From the geogenic point of view, toxic chemicals can be derived from hydrothermal fluids, mineralized areas, and/or rock–water interactions. The petrographic nature of country rocks is characterized by the presence of metalliferous ore deposits, which can release heavy elements into groundwater. Possible anthropogenic sources are industrial activity, like refineries, electrical plants, or intensive agriculture. Chemical species like NO3, F, and Ni exceed the MACs established by the WHO and the Italian National Legislative Decree 31/2001 for drinking-water.

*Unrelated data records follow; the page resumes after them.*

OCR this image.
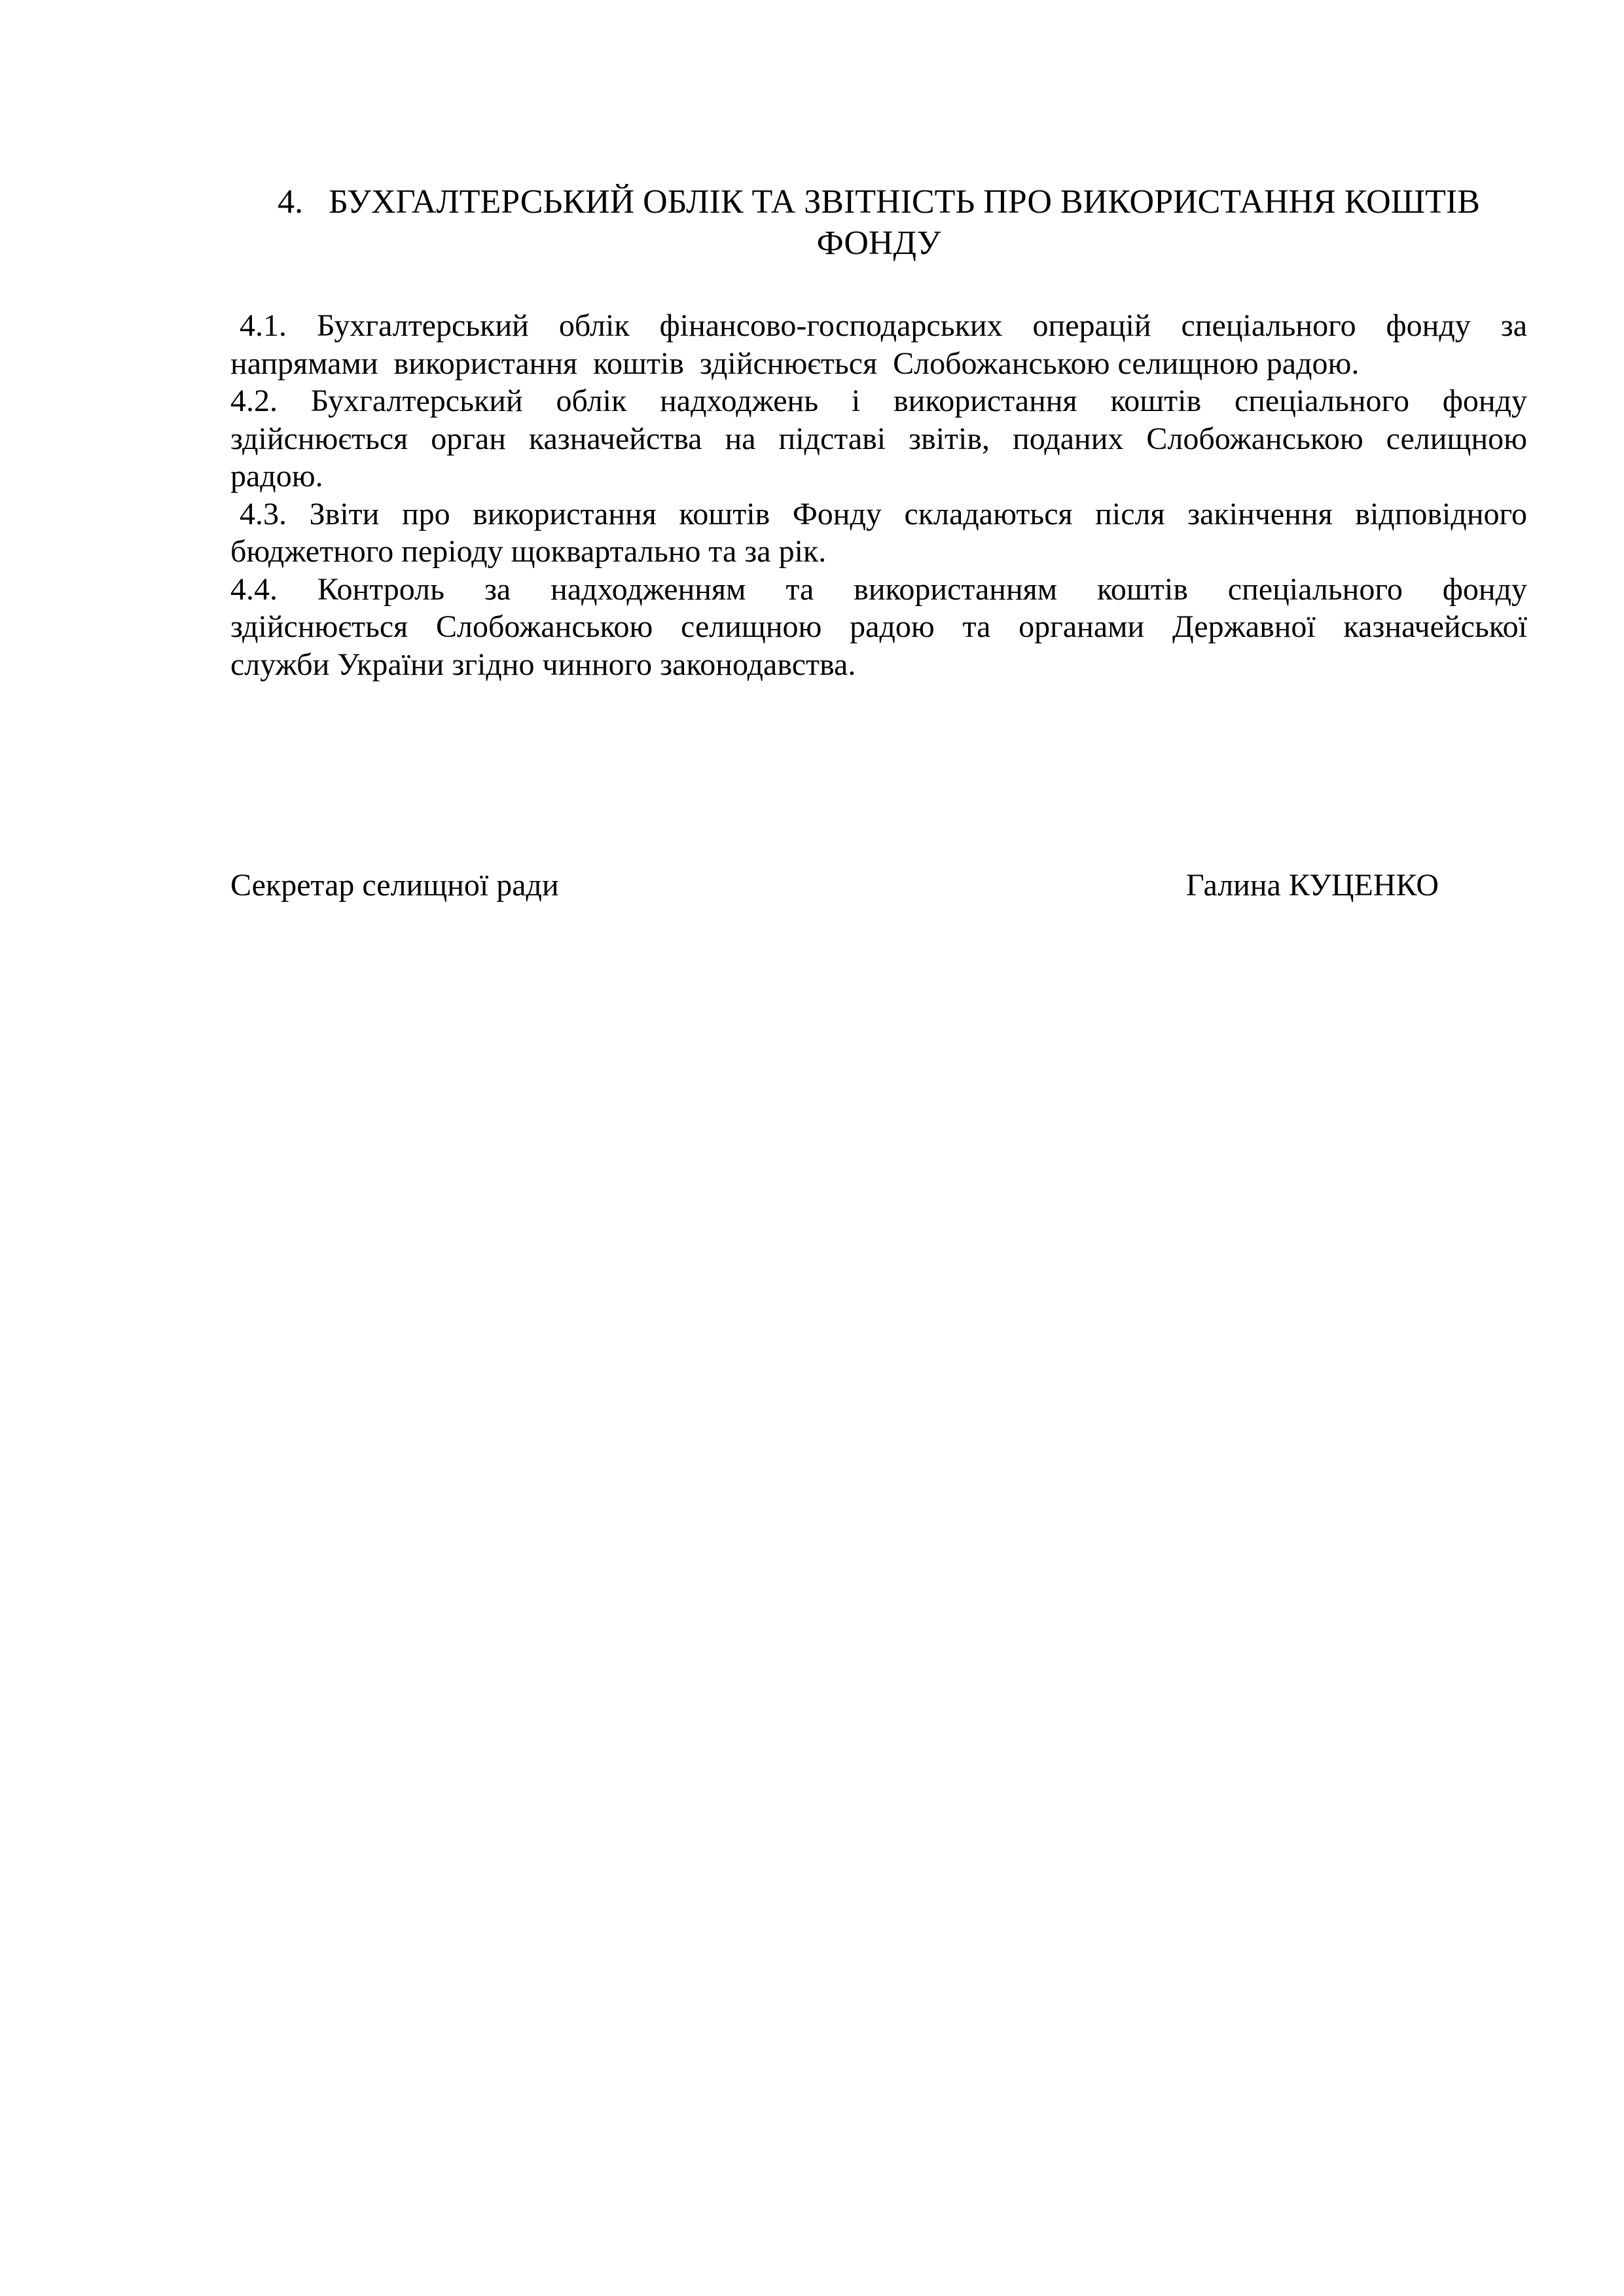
4.   БУХГАЛТЕРСЬКИЙ ОБЛІК ТА ЗВІТНІСТЬ ПРО ВИКОРИСТАННЯ КОШТІВ
ФОНДУ
4.1. Бухгалтерський облік фінансово-господарських операцій спеціального фонду за
напрямами  використання  коштів  здійснюється  Слобожанською селищною радою.
4.2. Бухгалтерський облік надходжень і використання коштів спеціального фонду
здійснюється орган казначейства на підставі звітів, поданих Слобожанською селищною
радою.
4.3. Звіти про використання коштів Фонду складаються після закінчення відповідного
бюджетного періоду щоквартально та за рік.
4.4. Контроль за надходженням та використанням коштів спеціального фонду
здійснюється Слобожанською селищною радою та органами Державної казначейської
служби України згідно чинного законодавства.
Секретар селищної ради	Галина КУЦЕНКО
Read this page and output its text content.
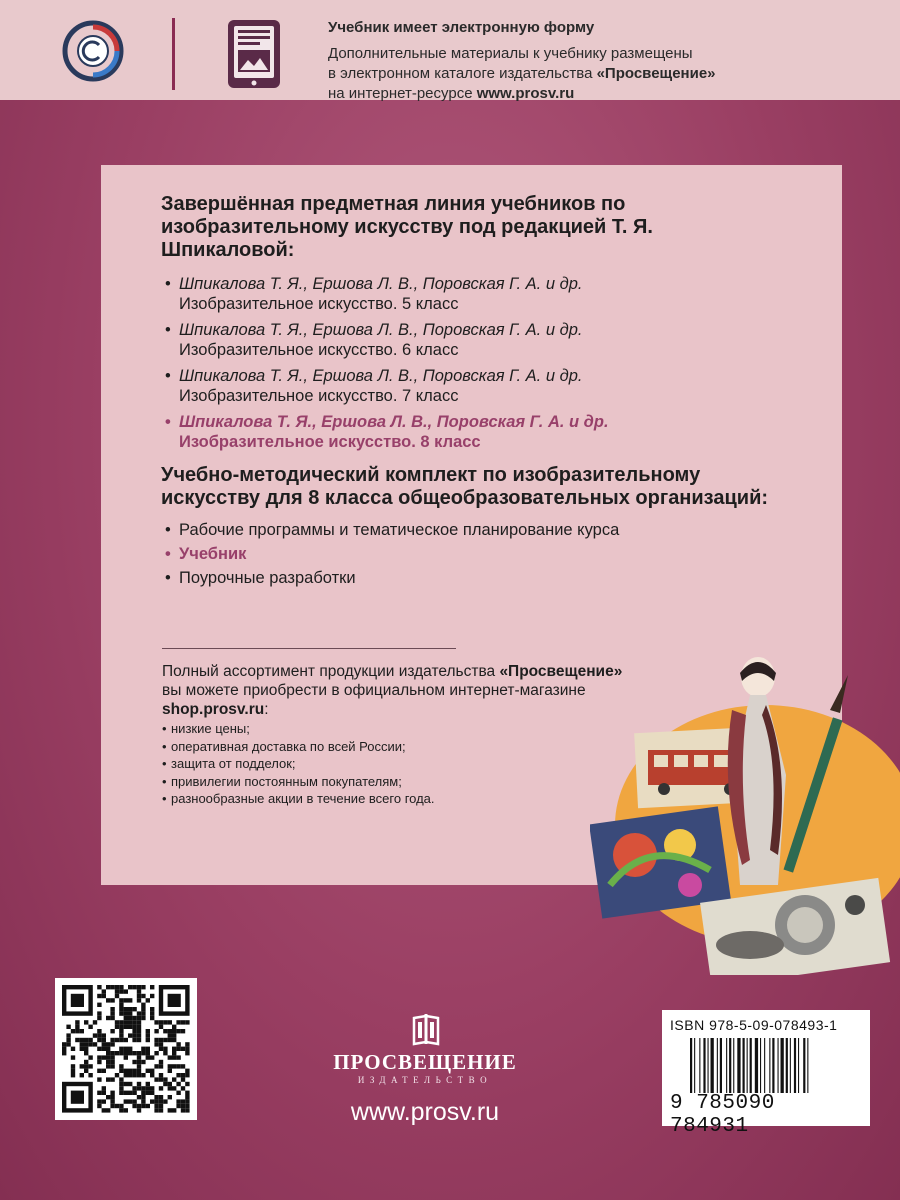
Учебник имеет электронную форму
Дополнительные материалы к учебнику размещены
в электронном каталоге издательства «Просвещение»
на интернет-ресурсе www.prosv.ru

Завершённая предметная линия учебников по изобразительному искусству под редакцией Т. Я. Шпикаловой:

• Шпикалова Т. Я., Ершова Л. В., Поровская Г. А. и др.
Изобразительное искусство. 5 класс
• Шпикалова Т. Я., Ершова Л. В., Поровская Г. А. и др.
Изобразительное искусство. 6 класс
• Шпикалова Т. Я., Ершова Л. В., Поровская Г. А. и др.
Изобразительное искусство. 7 класс
• Шпикалова Т. Я., Ершова Л. В., Поровская Г. А. и др.
Изобразительное искусство. 8 класс

Учебно-методический комплект по изобразительному искусству для 8 класса общеобразовательных организаций:

• Рабочие программы и тематическое планирование курса
• Учебник
• Поурочные разработки
Полный ассортимент продукции издательства «Просвещение»
вы можете приобрести в официальном интернет-магазине
shop.prosv.ru:
• низкие цены;
• оперативная доставка по всей России;
• защита от подделок;
• привилегии постоянным покупателям;
• разнообразные акции в течение всего года.
ПРОСВЕЩЕНИЕ
ИЗДАТЕЛЬСТВО
www.prosv.ru
ISBN 978-5-09-078493-1
9 785090 784931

In this area, it is not always correct to use the standardized threshold values for heavy metal concentrations, whereas local backgrounds for selected elements should be carefully identified with the aim to design a risk analysis for the pollutants. The spatial distribution of these pollutants does not allow for the separation of the two different possible sources, because the anthropic activities potentially able to generate a flux of hazardous chemicals are widely distributed in the studied area. This scenario implies difficulties in implementing any risk mitigation actions, because, even in the absence of anthropogenic pollution sources, the simple water–rock interaction processes can contaminate aquifers exploited for human consumption.